In September, he at last betrayed the Fourth Reich code and fingered Wilding.
McKenzie led police to a remote bush track near an abandoned Denniston coalmine. There they found Bambrough, shoeless in a shallow grave.
Cool, moist conditions meant that, even after 59 months, his body was remarkably intact. Fats in the upper arms, thighs, legs and feet had converted to a wax-like substance, known as adipocere. Eerily, this mummifying process had also preserved his chin and lips, and grizzled remnants of grey whiskers.
It was almost as though Bambrough, in some metaphysical sense, had been defiantly holding on. Now, at long last, the truth could be spoken.
Forensic pathologist Martin Sage would not confirm or deny whether Bambrough was a hermaphrodite.
January Kozijevic stood in a police tent over the empty grave, listening to the birdsong. She reached down, picked up a rock and slipped it in her pocket.
“I just felt he’d been touched by dirty hands, and it was our turn to put him right.”
Almost a fortnight later, they gathered at a family home in Mokihinui, north of Westport. The hippies from Fox River came. The woman from the Salvation Army sent a lovely card. Children ran amok with paints and felt pens, decorating Bambrough’s plywood coffin with flowers, butterflies and native ferns. Of course, there were drawings of Janis too, with Pip and Pippi by his side. It was a free-spirited romp that lasted three days.
“We laughed and screamed,” Kozijevic says. “We played Doris Day full bore. Doris Day records, because that’s what he liked.”
On the last day they took turns carrying the coffin out the door, through the gate, round the corner and down the road to the cemetery, which overlooks the whitebaiters on Mokihinui River. Trish Lee took her turn.
They put Bambrough in the ground lovingly this time, with dignity – and in a nod to his eccentricity, with a big bag of hair he had collected from his favourite dogs, Tasha and Lullabelle.
McKenzie had a bid for immunity denied. He was, however, given witness protection and will serve his 10-year life sentence in a secure unit for at-risk inmates.
Although the Die Nigger Die tattoo has been removed, he remains distinguishable by a birthmark on his face and a plum-coloured nub on the side of his head. He sliced off his oversized right ear because no doctor would do it for him.
Wilding faces the same stretch. The Crown could not press for longer jail terms because the Bambrough killing happened before tougher sentencing and parole conditions were introduced.
An inscrutable Wilding concealed his emotions during the most torrid trial evidence. He seemed shy while testifying, turning the blowtorch on McKenzie as the one who strangled Bambrough.
More than once, a barely audible Wilding was asked to speak up by the judge. Hardly what was expected from a Fourth Reich master-at-arms.
Wilding claimed to have quit the gang in 1998, months before Bambrough was killed. Police cannot validate this one way or the other – or to what extent (if at all) the Fourth Reich still exists.

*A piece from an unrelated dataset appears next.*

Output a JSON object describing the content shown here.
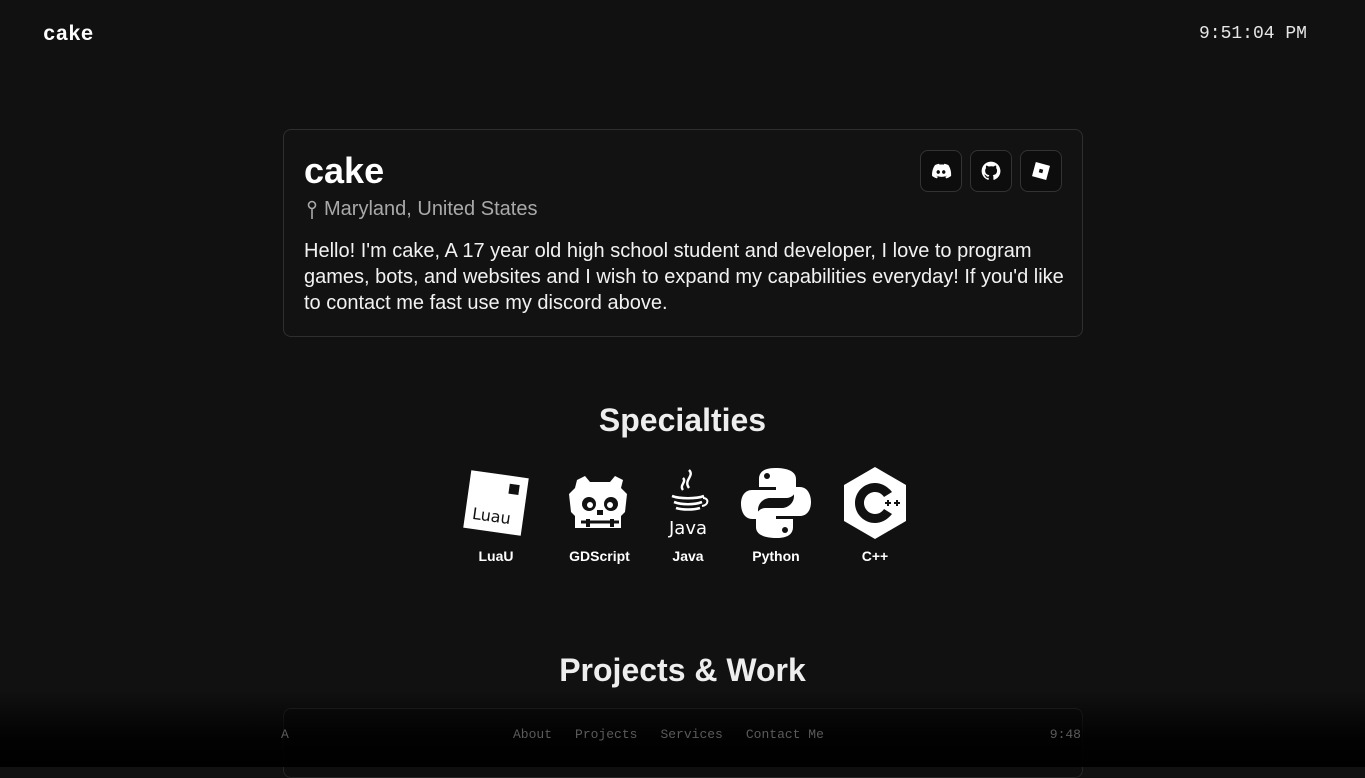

A message scrawled on a courthouse toilet wall during last December’s preliminary hearing perhaps offers some insight.
“Hayden McKenzie, police nark. The real nigger. Vengeance is mine. Won’t your dead mate be proud of you now you f… ing trash. I will be seeing you soon Hayden. When you least expect it. Oi f… ing Oi!”
It was written by Wilding.
Fascinating, scary and machiavellian are the words one source uses to describe Wilding, a man “capable of making things happen”.
However, Christchurch gang liaison officer Jim Nisbet believes the feared Fourth Reich has been effectively smashed. “As far as police are concerned, they’re basically a nonentity.”
Acting West Coast area commander John Canning tends to agree. “Hopefully, they’ll be broken old men by the time they get out.”
Another police officer who tangled with the Reich is not so sure.
“They were at their best and their strongest when they were all inside. They had strength and unity. On the outside, they eventually self-destructed.”
Ominously, he adds, “I believe that they’re probably ticking away in prison.”